Наверное, теперь это утратилось потому, что можно купить разные китайские хитрости – куда до них простеньким самодельным сувенирам?.. Но утратилось не только это сомнительное умение. Люди в целом потеряли связь с природой – и потому притупилась интуиция. И потому все сложнее диагностировать заболевание – вся надежда на аппаратуру. Но она не всегда расскажет врачу об истинном смысле затемнений на рентгеновском снимке, например. И оттого врачи перестали видеть Душу своих пациентов, передоверившись машинам.

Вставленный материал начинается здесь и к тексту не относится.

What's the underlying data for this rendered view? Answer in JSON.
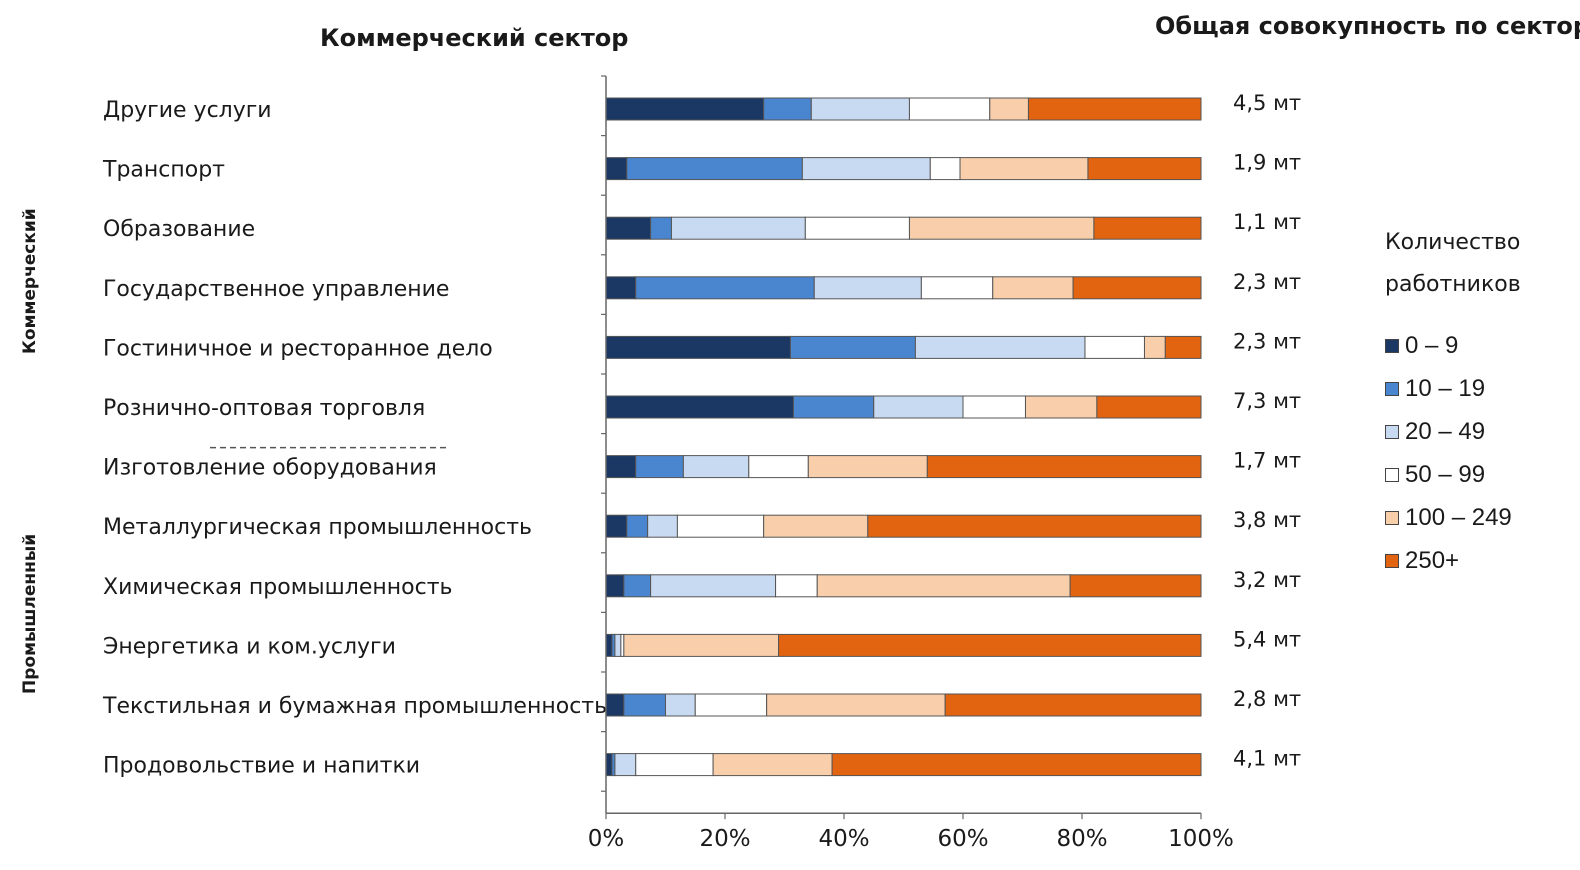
{
  "header": {
    "left_title": "Коммерческий сектор",
    "right_title": "Общая совокупность по сектору"
  },
  "groups": {
    "commercial": "Коммерческий",
    "industrial": "Промышленный"
  },
  "legend": {
    "title_line1": "Количество",
    "title_line2": "работников",
    "items": [
      {
        "label": "0 –  9",
        "color": "#1b3763"
      },
      {
        "label": "10 –  19",
        "color": "#4a86d0"
      },
      {
        "label": "20 –  49",
        "color": "#c8daf1"
      },
      {
        "label": "50 –  99",
        "color": "#ffffff"
      },
      {
        "label": "100 –  249",
        "color": "#f9cfab"
      },
      {
        "label": "250+",
        "color": "#e26410"
      }
    ]
  },
  "chart_data": {
    "type": "bar",
    "orientation": "horizontal",
    "stacked": true,
    "percent": true,
    "categories": [
      "Другие услуги",
      "Транспорт",
      "Образование",
      "Государственное управление",
      "Гостиничное и ресторанное дело",
      "Рознично-оптовая торговля",
      "Изготовление оборудования",
      "Металлургическая промышленность",
      "Химическая промышленность",
      "Энергетика и ком.услуги",
      "Текстильная и бумажная промышленность",
      "Продовольствие и напитки"
    ],
    "totals": [
      "4,5 мт",
      "1,9 мт",
      "1,1 мт",
      "2,3 мт",
      "2,3 мт",
      "7,3 мт",
      "1,7 мт",
      "3,8 мт",
      "3,2 мт",
      "5,4 мт",
      "2,8 мт",
      "4,1 мт"
    ],
    "series": [
      {
        "name": "0 –  9",
        "color": "#1b3763",
        "values": [
          26.5,
          3.5,
          7.5,
          5,
          31,
          31.5,
          5,
          3.5,
          3,
          1,
          3,
          1
        ]
      },
      {
        "name": "10 –  19",
        "color": "#4a86d0",
        "values": [
          8,
          29.5,
          3.5,
          30,
          21,
          13.5,
          8,
          3.5,
          4.5,
          0.5,
          7,
          0.5
        ]
      },
      {
        "name": "20 –  49",
        "color": "#c8daf1",
        "values": [
          16.5,
          21.5,
          22.5,
          18,
          28.5,
          15,
          11,
          5,
          21,
          1,
          5,
          3.5
        ]
      },
      {
        "name": "50 –  99",
        "color": "#ffffff",
        "values": [
          13.5,
          5,
          17.5,
          12,
          10,
          10.5,
          10,
          14.5,
          7,
          0.5,
          12,
          13
        ]
      },
      {
        "name": "100 –  249",
        "color": "#f9cfab",
        "values": [
          6.5,
          21.5,
          31,
          13.5,
          3.5,
          12,
          20,
          17.5,
          42.5,
          26,
          30,
          20
        ]
      },
      {
        "name": "250+",
        "color": "#e26410",
        "values": [
          29,
          19,
          18,
          21.5,
          6,
          17.5,
          46,
          56,
          22,
          71,
          43,
          62
        ]
      }
    ],
    "xlim": [
      0,
      100
    ],
    "xticks": [
      "0%",
      "20%",
      "40%",
      "60%",
      "80%",
      "100%"
    ],
    "xlabel": "",
    "ylabel": "",
    "grid": false,
    "legend_position": "right"
  }
}
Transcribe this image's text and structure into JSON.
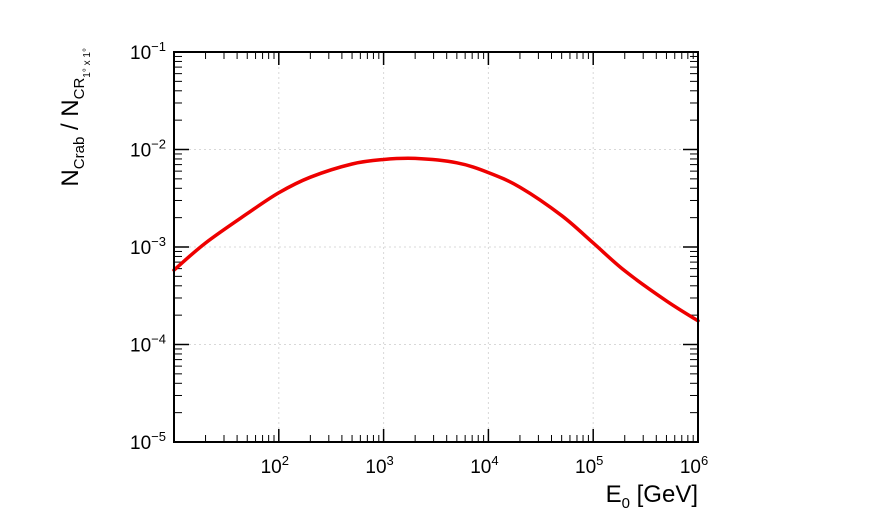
{
  "chart_data": {
    "type": "line",
    "xscale": "log",
    "yscale": "log",
    "xlim": [
      10,
      1000000
    ],
    "ylim": [
      1e-05,
      0.1
    ],
    "grid": true,
    "xlabel": {
      "main": "E",
      "sub": "0",
      "unit": " [GeV]"
    },
    "ylabel": {
      "main1": "N",
      "sub1": "Crab",
      "sep": " / N",
      "sub2": "CR",
      "subsub": "1° x 1°"
    },
    "x_ticks": [
      {
        "value": 100,
        "base": "10",
        "exp": "2"
      },
      {
        "value": 1000,
        "base": "10",
        "exp": "3"
      },
      {
        "value": 10000,
        "base": "10",
        "exp": "4"
      },
      {
        "value": 100000,
        "base": "10",
        "exp": "5"
      },
      {
        "value": 1000000,
        "base": "10",
        "exp": "6"
      }
    ],
    "y_ticks": [
      {
        "value": 1e-05,
        "base": "10",
        "exp": "−5"
      },
      {
        "value": 0.0001,
        "base": "10",
        "exp": "−4"
      },
      {
        "value": 0.001,
        "base": "10",
        "exp": "−3"
      },
      {
        "value": 0.01,
        "base": "10",
        "exp": "−2"
      },
      {
        "value": 0.1,
        "base": "10",
        "exp": "−1"
      }
    ],
    "series": [
      {
        "color": "#ee0000",
        "x": [
          10,
          20,
          50,
          100,
          200,
          500,
          1000,
          2000,
          5000,
          10000,
          20000,
          50000,
          100000,
          200000,
          500000,
          1000000
        ],
        "y": [
          0.00058,
          0.0011,
          0.0022,
          0.0036,
          0.0052,
          0.0071,
          0.0079,
          0.0081,
          0.0073,
          0.0058,
          0.0041,
          0.0021,
          0.0011,
          0.00057,
          0.00028,
          0.000175
        ]
      }
    ]
  }
}
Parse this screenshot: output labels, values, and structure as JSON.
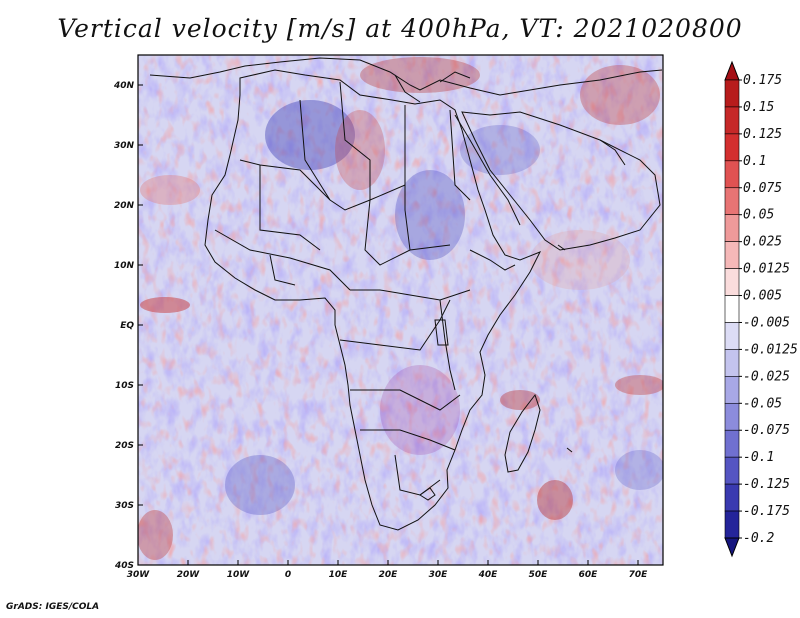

Сын поэта торопливо писал, отгородившись крышкой нотубука: «Виды почечных камней различаются по химическому составу. Они могут быть также одиночными и множественными. Коралловидный камень представляет собой слепок чашечно-лоханочной системы… - Сын поэта задумался. – Слепки – это точные копии, как, например, гипсовые слепки деталей головы Давида Микеланджело или всей головы в целом». Сын поэта писал учебник для студентов.
Стрижи летали за окном. Они пролетали мимо открытого окна и кричали что-то счастливое. Они мешали врачам собирать анамнез. Они мешали больным отвечать на вопросы, даже на такие нелепые – сколько классов школы осталось за спиной… А кто посчитает ступени после школы?
Стрижи кричали. Но окно никто не закрывал. Короткое лето скоро закончится – пусть кричат, пусть разбудят тех, кто спит.

Сын поэта поднимался на второй этаж в своем подъезде. На стене сидела стрекоза. Он остановился и долго на нее смотрел.

Дома он вытащил из-за шкафа портрет и повесил его на старое место. Крепкий гвоздь так и торчал в стене, высовываясь из обоев. «А за окном стрекоза», - сказал сам себе сын поэта. Где-то в Интернете он уже читал про стрекоз. Но ведь все повторяется. Все всегда и странным образом повторяется.

Сын поэта просмотрел истории болезней. Завтра у него сложная операция. А потом еще одна.